Segundo Júlio Amorim, o universo esportivo oferece exemplos ricos para fortalecer argumentos. “Questões como racismo no futebol, inclusão por meio do esporte e impacto econômico de grandes eventos podem ser relacionadas a diferentes propostas do Enem. O importante é usar essas referências de forma natural e conectada ao assunto principal”, afirma.

Assim como jogadores precisam tomar decisões rápidas durante uma partida, estudantes também precisam desenvolver rapidez para organizar ideias durante a prova. Isso exige treino constante, leitura e contato frequente com atualidades.

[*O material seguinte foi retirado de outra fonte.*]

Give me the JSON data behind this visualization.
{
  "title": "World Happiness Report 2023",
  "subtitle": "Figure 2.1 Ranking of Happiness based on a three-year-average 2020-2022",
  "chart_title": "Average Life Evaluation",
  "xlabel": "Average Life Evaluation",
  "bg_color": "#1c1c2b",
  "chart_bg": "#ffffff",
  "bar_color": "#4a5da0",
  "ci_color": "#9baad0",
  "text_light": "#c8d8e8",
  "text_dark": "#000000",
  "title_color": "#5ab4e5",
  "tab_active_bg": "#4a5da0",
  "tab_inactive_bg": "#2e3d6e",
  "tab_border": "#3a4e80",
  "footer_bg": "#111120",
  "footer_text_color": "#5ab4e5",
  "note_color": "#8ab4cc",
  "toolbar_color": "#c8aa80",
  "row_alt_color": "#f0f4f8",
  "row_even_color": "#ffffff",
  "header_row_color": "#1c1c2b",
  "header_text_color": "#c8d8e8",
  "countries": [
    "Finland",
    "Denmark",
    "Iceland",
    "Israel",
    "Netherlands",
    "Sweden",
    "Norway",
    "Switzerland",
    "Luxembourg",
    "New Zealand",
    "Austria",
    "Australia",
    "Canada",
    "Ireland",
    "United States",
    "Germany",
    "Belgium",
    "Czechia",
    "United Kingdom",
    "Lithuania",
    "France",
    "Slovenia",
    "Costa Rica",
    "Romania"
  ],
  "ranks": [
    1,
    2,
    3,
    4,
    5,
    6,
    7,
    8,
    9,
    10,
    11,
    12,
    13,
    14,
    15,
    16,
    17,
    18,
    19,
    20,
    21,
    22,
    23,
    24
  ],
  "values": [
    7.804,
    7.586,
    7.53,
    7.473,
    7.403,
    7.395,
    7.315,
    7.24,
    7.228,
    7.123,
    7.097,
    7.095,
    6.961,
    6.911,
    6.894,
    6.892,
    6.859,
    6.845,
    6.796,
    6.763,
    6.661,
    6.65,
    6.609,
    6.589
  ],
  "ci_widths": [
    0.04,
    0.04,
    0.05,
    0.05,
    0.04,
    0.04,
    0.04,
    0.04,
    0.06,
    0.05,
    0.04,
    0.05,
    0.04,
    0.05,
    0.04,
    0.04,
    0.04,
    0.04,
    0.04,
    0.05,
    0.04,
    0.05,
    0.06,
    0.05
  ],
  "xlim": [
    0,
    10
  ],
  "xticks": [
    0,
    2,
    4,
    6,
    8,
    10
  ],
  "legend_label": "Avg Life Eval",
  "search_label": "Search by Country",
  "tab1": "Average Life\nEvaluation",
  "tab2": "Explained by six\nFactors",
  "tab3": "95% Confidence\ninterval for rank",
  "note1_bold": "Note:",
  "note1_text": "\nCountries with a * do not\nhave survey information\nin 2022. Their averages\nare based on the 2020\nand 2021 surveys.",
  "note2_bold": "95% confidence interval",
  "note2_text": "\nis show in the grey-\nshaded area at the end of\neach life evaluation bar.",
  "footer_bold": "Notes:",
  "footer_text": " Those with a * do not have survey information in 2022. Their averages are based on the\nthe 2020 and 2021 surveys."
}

Para Cris Oliveira, o pensamento crítico nasce do hábito de observar e discutir o mundo ao redor. “Leituras constantes e de qualidade, visitar museus, ir ao teatro, ao cinema, assistir a boas entrevistas e manter conversas profundas sobre temas relevantes vão treinando o olhar crítico. Isso acelera a tomada de decisão na hora da prova”, explica.
Nenhum atleta alcança alto desempenho sem rotina, constância e preparo emocional. Nos vestibulares, a lógica é semelhante. Revisar erros, manter frequência nos estudos e persistir após dificuldades fazem parte do processo de evolução.
Júlio Amorim destaca que até as notas baixas podem servir como aprendizado estratégico. “Ler regularmente, praticar redações, revisar erros e manter uma rotina de estudos são atitudes fundamentais para melhorar o desempenho no Enem. Até mesmo aprender com notas baixas faz parte do processo, assim como um time aprende depois de uma derrota”, ressalta.
No esporte, técnicos analisam falhas, ajustam estratégias e ajudam atletas a alcançar desempenho máximo. Na redação, o acompanhamento de um professor também pode acelerar o desenvolvimento do estudante.
Segundo Cris Oliveira, o professor ajuda o aluno a enxergar falhas que muitas vezes passam despercebidas. “Um bom professor faz o papel de treinador, monta a estratégia, aponta as falhas e orienta o posicionamento. Redação nota máxima não é milagre. É planejamento, treino e correção constante dos pontos frágeis”, conclui.
A relação entre futebol e redação mostra que escrever bem não depende apenas de talento natural. Assim como no esporte, alcançar alto desempenho exige estratégia, treino, leitura de cenário e disciplina. Em ano de vestibular, transformar o aprendizado em rotina pode ser tão decisivo quanto marcar um gol em final de Copa do Mundo.